The notion of the invisible hand is of course taken from Adam Smith’s Theory of Moral Sentiments and also, more famously, The Wealth of Nations. It is not novel to bring the fundamental economic idea of the invisible hand into drama. But where others, such as Bruce Norris in The Low Road, for example, managed to irritate the living shit out of me with inept handling of this complex concept, this play by Ayad Akhtar provides a suitably profound and conflicted setting for ideas around the ethics of commerce, finance and money. These subjects are close to my heart, hence my Gresham lectures on Commercial Ethics and The Future of Money, so I was pleasantly surprised at Ayad Akhtar’s deft handling of these tricky subjects.

It would be unfair to say too much about how the play pans out, as thrillers aren’t so thrilling once you know what is going to happen. I am prepared to say that Janie and I both left the theatre quivering from the experience, but in a good way. I guess we’re just about on the right side of the nervous disposition line.

It probably is fair to say that the plot hinges on the uses and abuses of advanced (or inside) information. Now I’m not wanting to get anyone into trouble for insider trading, but actually Janie and I did have advanced warning that this production is a cracker. I got an e-mail from cousin Hilary the day before our visit, which said:

Saw mum yesterday .. & Michael .. took them to 1st performance of Invisible Hand at Tricycle.  Really enjoyed it.  Looking fwd to reading reviews when they come out.

Come to think of it, the reviews aren’t out yet (on writing this posting 15 May), so I suppose this Ogblog post is also advanced information. Is that the sound of drones overhead?…
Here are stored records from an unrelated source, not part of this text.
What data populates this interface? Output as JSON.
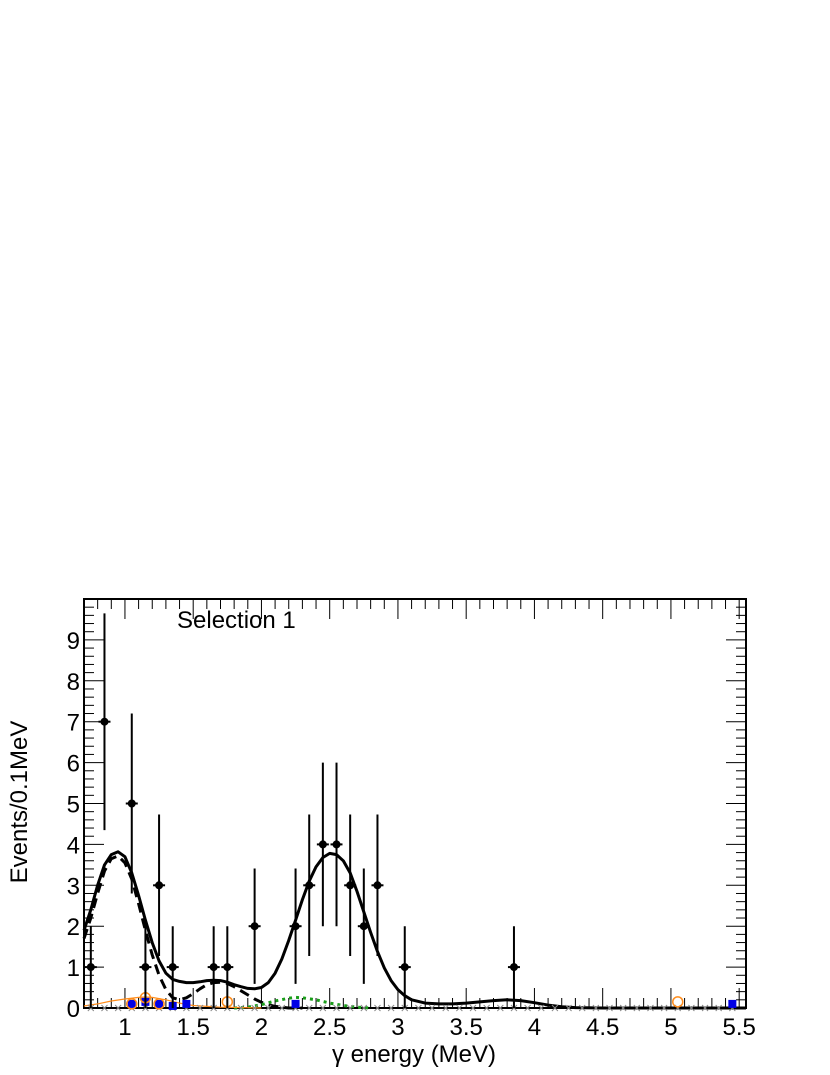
{
  "chart_data": {
    "type": "scatter",
    "annotation": "Selection 1",
    "xlabel": "γ energy (MeV)",
    "ylabel": "Events/0.1MeV",
    "xlim": [
      0.7,
      5.55
    ],
    "ylim": [
      0,
      10
    ],
    "x_ticks": [
      "1",
      "1.5",
      "2",
      "2.5",
      "3",
      "3.5",
      "4",
      "4.5",
      "5",
      "5.5"
    ],
    "y_ticks": [
      "0",
      "1",
      "2",
      "3",
      "4",
      "5",
      "6",
      "7",
      "8",
      "9"
    ],
    "grid": false,
    "data_points": [
      {
        "x": 0.75,
        "y": 1,
        "err_low": 1,
        "err_high": 1
      },
      {
        "x": 0.85,
        "y": 7,
        "err_low": 2.65,
        "err_high": 2.65
      },
      {
        "x": 1.05,
        "y": 5,
        "err_low": 2.2,
        "err_high": 2.2
      },
      {
        "x": 1.15,
        "y": 1,
        "err_low": 1,
        "err_high": 1
      },
      {
        "x": 1.25,
        "y": 3,
        "err_low": 1.73,
        "err_high": 1.73
      },
      {
        "x": 1.35,
        "y": 1,
        "err_low": 1,
        "err_high": 1
      },
      {
        "x": 1.65,
        "y": 1,
        "err_low": 1,
        "err_high": 1
      },
      {
        "x": 1.75,
        "y": 1,
        "err_low": 1,
        "err_high": 1
      },
      {
        "x": 1.95,
        "y": 2,
        "err_low": 1.41,
        "err_high": 1.41
      },
      {
        "x": 2.25,
        "y": 2,
        "err_low": 1.41,
        "err_high": 1.41
      },
      {
        "x": 2.35,
        "y": 3,
        "err_low": 1.73,
        "err_high": 1.73
      },
      {
        "x": 2.45,
        "y": 4,
        "err_low": 2,
        "err_high": 2
      },
      {
        "x": 2.55,
        "y": 4,
        "err_low": 2,
        "err_high": 2
      },
      {
        "x": 2.65,
        "y": 3,
        "err_low": 1.73,
        "err_high": 1.73
      },
      {
        "x": 2.75,
        "y": 2,
        "err_low": 1.41,
        "err_high": 1.41
      },
      {
        "x": 2.85,
        "y": 3,
        "err_low": 1.73,
        "err_high": 1.73
      },
      {
        "x": 3.05,
        "y": 1,
        "err_low": 1,
        "err_high": 1
      },
      {
        "x": 3.85,
        "y": 1,
        "err_low": 1,
        "err_high": 1
      }
    ],
    "curves": [
      {
        "style": "solid",
        "color": "#000000",
        "x": [
          0.7,
          0.75,
          0.8,
          0.85,
          0.9,
          0.95,
          1.0,
          1.05,
          1.1,
          1.15,
          1.2,
          1.25,
          1.3,
          1.35,
          1.4,
          1.45,
          1.5,
          1.55,
          1.6,
          1.65,
          1.7,
          1.75,
          1.8,
          1.85,
          1.9,
          1.95,
          2.0,
          2.05,
          2.1,
          2.15,
          2.2,
          2.25,
          2.3,
          2.35,
          2.4,
          2.45,
          2.5,
          2.55,
          2.6,
          2.65,
          2.7,
          2.75,
          2.8,
          2.85,
          2.9,
          2.95,
          3.0,
          3.05,
          3.1,
          3.2,
          3.3,
          3.4,
          3.5,
          3.6,
          3.7,
          3.8,
          3.9,
          4.0,
          4.1,
          4.2,
          4.3,
          4.5,
          5.0,
          5.55
        ],
        "y": [
          1.9,
          2.4,
          3.0,
          3.5,
          3.75,
          3.82,
          3.7,
          3.3,
          2.75,
          2.15,
          1.6,
          1.15,
          0.85,
          0.7,
          0.65,
          0.62,
          0.62,
          0.64,
          0.67,
          0.68,
          0.67,
          0.63,
          0.57,
          0.52,
          0.48,
          0.47,
          0.5,
          0.62,
          0.85,
          1.2,
          1.65,
          2.15,
          2.65,
          3.1,
          3.45,
          3.68,
          3.78,
          3.75,
          3.6,
          3.3,
          2.85,
          2.35,
          1.85,
          1.38,
          0.98,
          0.67,
          0.45,
          0.3,
          0.2,
          0.12,
          0.1,
          0.1,
          0.12,
          0.15,
          0.18,
          0.2,
          0.18,
          0.13,
          0.07,
          0.03,
          0.01,
          0.0,
          0.0,
          0.0
        ]
      },
      {
        "style": "dashed",
        "color": "#000000",
        "x": [
          0.7,
          0.75,
          0.8,
          0.85,
          0.9,
          0.95,
          1.0,
          1.05,
          1.1,
          1.15,
          1.2,
          1.25,
          1.3,
          1.35,
          1.4,
          1.45,
          1.5,
          1.55,
          1.6,
          1.65,
          1.7,
          1.75,
          1.8,
          1.85,
          1.9,
          1.95,
          2.0,
          2.05,
          2.1,
          2.15,
          2.2,
          2.3
        ],
        "y": [
          1.7,
          2.2,
          2.8,
          3.35,
          3.65,
          3.72,
          3.55,
          3.15,
          2.55,
          1.9,
          1.3,
          0.8,
          0.45,
          0.25,
          0.2,
          0.25,
          0.35,
          0.47,
          0.57,
          0.62,
          0.63,
          0.6,
          0.52,
          0.42,
          0.32,
          0.22,
          0.14,
          0.08,
          0.04,
          0.02,
          0.0,
          0.0
        ]
      },
      {
        "style": "dotted",
        "color": "#1a9e1a",
        "x": [
          1.8,
          1.9,
          2.0,
          2.1,
          2.2,
          2.25,
          2.3,
          2.4,
          2.5,
          2.6,
          2.7,
          2.8
        ],
        "y": [
          0.0,
          0.02,
          0.08,
          0.17,
          0.24,
          0.26,
          0.25,
          0.2,
          0.12,
          0.06,
          0.02,
          0.0
        ]
      },
      {
        "style": "solid",
        "color": "#ff8c1a",
        "x": [
          0.7,
          0.8,
          0.9,
          1.0,
          1.1,
          1.15,
          1.2,
          1.3,
          1.4,
          1.5,
          1.7,
          2.0
        ],
        "y": [
          0.05,
          0.1,
          0.17,
          0.22,
          0.26,
          0.27,
          0.26,
          0.2,
          0.12,
          0.06,
          0.02,
          0.0
        ]
      }
    ],
    "orange_circles": [
      {
        "x": 1.05,
        "y": 0.1
      },
      {
        "x": 1.15,
        "y": 0.25
      },
      {
        "x": 1.25,
        "y": 0.1
      },
      {
        "x": 1.75,
        "y": 0.15
      },
      {
        "x": 5.05,
        "y": 0.15
      }
    ],
    "blue_squares": [
      {
        "x": 1.05,
        "y": 0.1
      },
      {
        "x": 1.15,
        "y": 0.15
      },
      {
        "x": 1.25,
        "y": 0.1
      },
      {
        "x": 1.35,
        "y": 0.05
      },
      {
        "x": 1.45,
        "y": 0.1
      },
      {
        "x": 2.25,
        "y": 0.1
      },
      {
        "x": 5.45,
        "y": 0.1
      }
    ],
    "colors": {
      "data": "#000000",
      "fit_total": "#000000",
      "green_dotted": "#1a9e1a",
      "orange": "#ff8c1a",
      "blue": "#0000e6",
      "markers_x": "#888888"
    }
  }
}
Disgraced by Ayad Akhtar, Bush Theatre, 18 May 2013

We thought this was a very interesting and engrossing night at the theatre.

Ayad Akhtar won the Pulitzer Prize for drama with this visceral play about a Muslim corporate lawyer, Amir, in New York, whose life unravels during a dinner party.

Amir is a Westernised Muslim, who admits to feeling anti-Israel, on largely “tribal” grounds. But is Amir’s position anti-Semitic and is this issue the cause of his corporate undoing and more?

Here is a link to the Bush resource on this play.

Writing this up in March 2018, I am reminded of the play we saw last week, Checkpoint Chana – click here or below:

Checkpoint Chana by Jeff Page, Finborough Theatre, 11 March 2018

Although Disgraced (like Checkpoint Chana) rather unrealistically rushes the central character’s disintegration, it emerges from a far more subtle and interesting debate. It is also a far better piece of drama.

Excellent cast and production for Disgraced at the Bush too.